When researchers infected pregnant mice with Listeria, they found specialized subsets of first-responder immune cells (neutrophils and macrophages) that rapidly infiltrate the placenta. These inflammatory cells produce high levels of a chemoattractant protein, CXCL9. This paves the way for harmful T cells that specifically recognize and attack the fetus.

Way said this initial finding is significant because harmful immune components that recognize the fetus are normally restricted from the placenta. Cells in placental tissue are specifically programmed not to express chemokines or chemoattactant proteins like CXCL9, serving as a protective barrier for the fetus.

After pregnant mothers are infected by Listeria, the protective barrier is circumvented. This unleashes harmful T cells directly to the placenta and fetus. After infection in pregnant mice, it leads to fetal resorption and stillbirth.

The researchers then discovered that selectively neutralizing CXCL9 activity by blocking its receptor on T cells, CXCR3, kept harmful immune cells from infiltrating the placenta. This prevented stillbirth.

Way and colleagues experimentally blocked CXCR3 in a couple of ways. First, they used pregnant mice genetically deleted of the CXCR3 chemokine receptor, so it was not present during prenatal Listeria infection. In a second complementary approach, a protein or antibody with CXCR3 neutralizing properties was administered to pregnant mice.

Regardless of methodology, blocking CXCR3 effectively eliminated fetal resorption and restored healthy live offspring to Listeria infected mice. Blocking CXCR3 with a neutralizing antibody also prevented stillbirth despite delayed administration to pregnant mice already infected with Listeria.

Researchers also conducted tests to see if blocking CXCR3 would apply to pregnancy complications not caused by prenatal infection. The team used an approach where fetal injury was instead caused by depleting a protective immune-suppressive subset of maternal T cells called regulatory T cells. These cells naturally expand in women during healthy pregnancies, but not in pregnancies complicated by preeclampsia or spontaneous abortion. They found that CXCR3 blockade prevented fetal loss after the depletion of regulatory T cells.

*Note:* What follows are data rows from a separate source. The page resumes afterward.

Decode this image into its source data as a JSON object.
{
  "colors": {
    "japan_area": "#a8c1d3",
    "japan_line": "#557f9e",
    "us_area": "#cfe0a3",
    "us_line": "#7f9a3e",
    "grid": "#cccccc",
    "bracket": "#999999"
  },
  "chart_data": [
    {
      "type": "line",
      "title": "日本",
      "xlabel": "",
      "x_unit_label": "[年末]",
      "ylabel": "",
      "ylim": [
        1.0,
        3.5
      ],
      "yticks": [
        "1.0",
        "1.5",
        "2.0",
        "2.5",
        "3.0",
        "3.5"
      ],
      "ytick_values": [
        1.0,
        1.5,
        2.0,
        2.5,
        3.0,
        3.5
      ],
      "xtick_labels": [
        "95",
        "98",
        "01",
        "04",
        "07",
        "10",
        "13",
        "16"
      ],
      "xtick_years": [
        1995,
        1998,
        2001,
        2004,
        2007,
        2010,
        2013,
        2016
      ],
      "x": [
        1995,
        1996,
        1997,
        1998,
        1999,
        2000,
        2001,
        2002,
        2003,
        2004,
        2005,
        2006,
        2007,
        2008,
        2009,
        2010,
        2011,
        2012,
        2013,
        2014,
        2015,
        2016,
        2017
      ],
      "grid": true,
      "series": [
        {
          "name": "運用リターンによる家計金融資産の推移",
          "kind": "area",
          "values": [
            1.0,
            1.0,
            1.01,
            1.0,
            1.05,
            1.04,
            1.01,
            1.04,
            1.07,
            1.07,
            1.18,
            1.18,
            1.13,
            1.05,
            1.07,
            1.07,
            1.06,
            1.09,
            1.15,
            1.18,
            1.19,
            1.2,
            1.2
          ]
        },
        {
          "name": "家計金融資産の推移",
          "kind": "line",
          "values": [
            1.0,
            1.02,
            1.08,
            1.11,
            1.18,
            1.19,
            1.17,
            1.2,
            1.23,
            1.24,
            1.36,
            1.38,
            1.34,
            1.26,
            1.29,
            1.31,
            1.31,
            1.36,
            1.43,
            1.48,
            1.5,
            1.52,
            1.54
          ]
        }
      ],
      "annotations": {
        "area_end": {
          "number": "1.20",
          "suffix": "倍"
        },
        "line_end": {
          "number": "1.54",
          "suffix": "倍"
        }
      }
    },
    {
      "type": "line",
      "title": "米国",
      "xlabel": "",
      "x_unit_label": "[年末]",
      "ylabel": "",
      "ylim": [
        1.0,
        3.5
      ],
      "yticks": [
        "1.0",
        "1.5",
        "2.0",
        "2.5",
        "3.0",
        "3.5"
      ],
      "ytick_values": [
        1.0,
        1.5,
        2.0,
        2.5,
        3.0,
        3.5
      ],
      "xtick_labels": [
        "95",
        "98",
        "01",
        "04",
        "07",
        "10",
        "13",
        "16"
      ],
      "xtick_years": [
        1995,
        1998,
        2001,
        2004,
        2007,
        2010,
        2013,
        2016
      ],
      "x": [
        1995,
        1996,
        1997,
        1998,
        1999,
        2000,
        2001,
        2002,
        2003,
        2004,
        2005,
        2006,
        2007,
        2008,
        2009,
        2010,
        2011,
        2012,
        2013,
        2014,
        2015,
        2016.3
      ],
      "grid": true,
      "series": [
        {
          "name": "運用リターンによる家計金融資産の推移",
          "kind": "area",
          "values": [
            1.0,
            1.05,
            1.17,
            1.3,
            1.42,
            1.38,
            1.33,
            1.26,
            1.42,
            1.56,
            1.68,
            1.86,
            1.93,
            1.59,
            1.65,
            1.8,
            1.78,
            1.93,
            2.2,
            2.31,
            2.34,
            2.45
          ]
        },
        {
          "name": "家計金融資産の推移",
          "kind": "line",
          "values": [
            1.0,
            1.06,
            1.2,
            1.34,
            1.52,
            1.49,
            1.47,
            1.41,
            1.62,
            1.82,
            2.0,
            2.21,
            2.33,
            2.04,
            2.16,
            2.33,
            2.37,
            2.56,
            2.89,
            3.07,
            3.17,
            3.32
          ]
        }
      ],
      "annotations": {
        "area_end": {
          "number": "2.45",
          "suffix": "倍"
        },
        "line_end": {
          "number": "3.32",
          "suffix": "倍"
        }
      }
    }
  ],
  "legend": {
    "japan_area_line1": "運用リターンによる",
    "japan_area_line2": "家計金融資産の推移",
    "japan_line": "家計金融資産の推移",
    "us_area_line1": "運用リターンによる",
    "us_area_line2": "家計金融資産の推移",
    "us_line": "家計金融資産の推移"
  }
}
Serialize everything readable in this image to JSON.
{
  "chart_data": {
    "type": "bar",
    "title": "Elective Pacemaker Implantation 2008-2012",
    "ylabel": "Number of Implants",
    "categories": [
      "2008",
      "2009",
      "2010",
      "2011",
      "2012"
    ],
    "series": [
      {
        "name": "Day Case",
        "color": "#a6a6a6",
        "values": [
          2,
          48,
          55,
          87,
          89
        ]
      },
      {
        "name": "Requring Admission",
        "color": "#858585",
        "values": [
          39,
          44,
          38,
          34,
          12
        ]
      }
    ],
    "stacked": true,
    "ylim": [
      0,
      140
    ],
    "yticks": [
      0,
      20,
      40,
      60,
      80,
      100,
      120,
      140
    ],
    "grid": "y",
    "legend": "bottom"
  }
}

Although researchers focused on animal pregnancy in the current study, the findings will likely extend to complications in human pregnancy, Way said. This is because humans and other mammals share susceptibility to Listeria monocytogenes prenatal infection.

Because the actual causes of pregnancy complications are unknown - and not identified in most pregnancies - therapeutically preventing harmful immune cells from entering the placenta targets a more common root of fetal injury, Way said. He added the strategy should have broader applicability for infectious and non-infectious causes of pregnancy complications.

Small molecule inhibitors that block CXCR3 and its related chemokines are currently being tested for the treatment of human autoimmune and inflammatory disorders. As the next step in their research, Way and his colleagues want to test these inhibitors in pregnancy models to see if they provide similar levels of protection from pregnancy complications.

"We hope the findings from this study will spark renewed interest across the biomedical community in establishing the underlying causes of pregnancy complications, and development of new therapeutic strategies for ensuring healthy pregnancy and healthy children," Way said.